Skilled care, also known as home health care, is a service that provides health care wherever a client calls home. It can cover a wide range of health care services following an illness or injury. Home health care providers offer care that doctors prescribe, such as pain management, wound care, catheter care, occupational therapy, mobility training, IV therapy, injections and vitals monitoring.
Because skilled home health care requires health care professionals to administer medical care, home health agency owners will need to hire qualified individuals and acquire certification. Finding qualified healthcare candidates can be challenging, especially when a healthcare crisis occurs.
Meanwhile, nonmedical home care meets client needs on an ongoing basis, and clients can even receive 24/7 care if needed.

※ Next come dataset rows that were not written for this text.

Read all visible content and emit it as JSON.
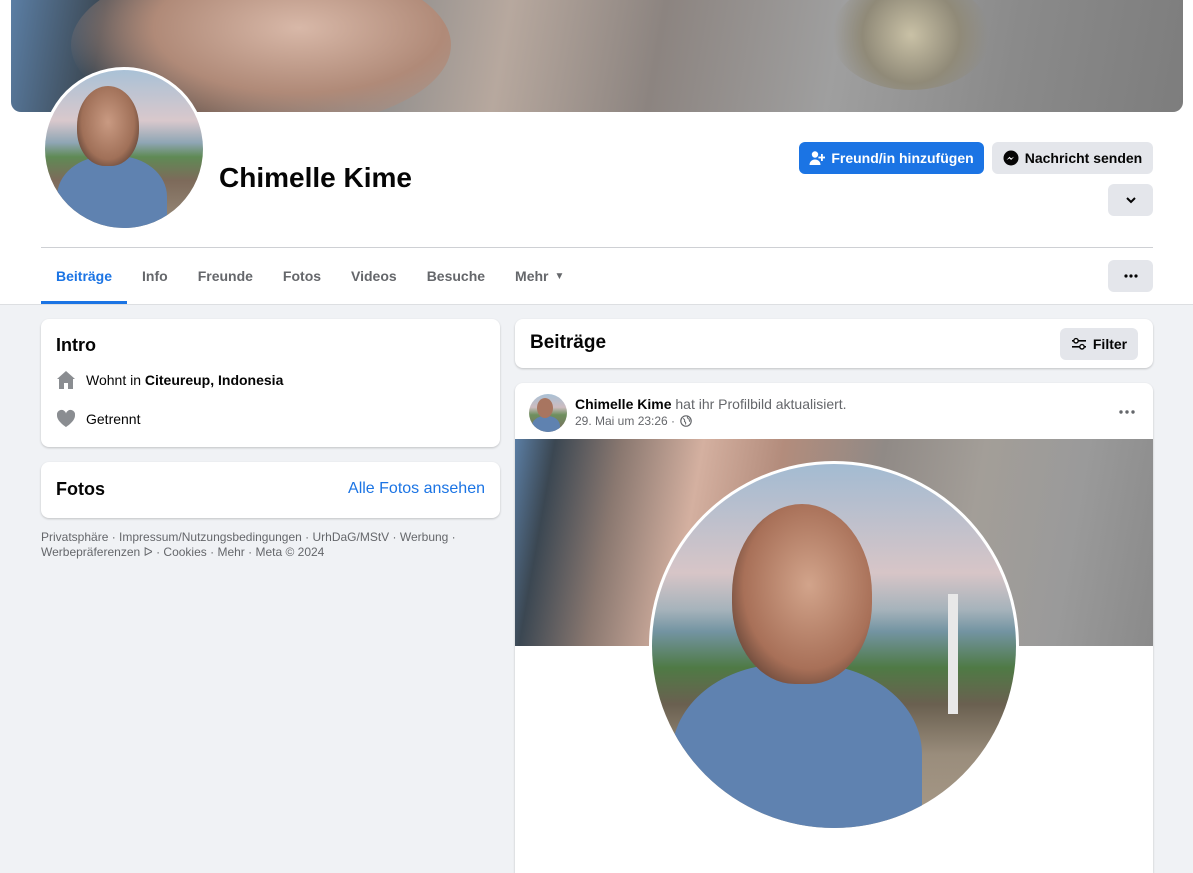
{
  "profile": {
    "name": "Chimelle Kime",
    "add_friend_label": "Freund/in hinzufügen",
    "message_label": "Nachricht senden"
  },
  "tabs": [
    {
      "label": "Beiträge",
      "active": true
    },
    {
      "label": "Info"
    },
    {
      "label": "Freunde"
    },
    {
      "label": "Fotos"
    },
    {
      "label": "Videos"
    },
    {
      "label": "Besuche"
    },
    {
      "label": "Mehr"
    }
  ],
  "intro": {
    "title": "Intro",
    "lives_prefix": "Wohnt in ",
    "lives_location": "Citeureup, Indonesia",
    "relationship": "Getrennt"
  },
  "photos": {
    "title": "Fotos",
    "all_link": "Alle Fotos ansehen"
  },
  "footer": {
    "items": [
      "Privatsphäre",
      "Impressum/Nutzungsbedingungen",
      "UrhDaG/MStV",
      "Werbung",
      "Werbepräferenzen",
      "Cookies",
      "Mehr",
      "Meta © 2024"
    ]
  },
  "posts": {
    "title": "Beiträge",
    "filter_label": "Filter",
    "post": {
      "author": "Chimelle Kime",
      "action": " hat ihr Profilbild aktualisiert.",
      "timestamp": "29. Mai um 23:26 ·"
    }
  },
  "colors": {
    "accent": "#1b74e4",
    "background": "#f0f2f5",
    "secondary_button": "#e4e6eb"
  }
}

Doctors don’t need to prescribe this care type, so clients can decide if it’s right for them and seek it whenever they feel like they need it. Nonmedical home care is also easier and oftentimes less expensive to provide than facility care. By providing nonmedical home care, franchise owners have a wider candidate pool when it comes to hiring caregivers.
Franchise owners can also save money on salary and benefits packages because nonmedical caregivers typically require less compensation than nurses who specialize in skilled home health care. Additionally, providing in-home care may eliminate the need for facility care, which saves franchise owners money on physical real estate. Opening an in-home senior care franchise requires low start-up costs and provides low, predictable overhead.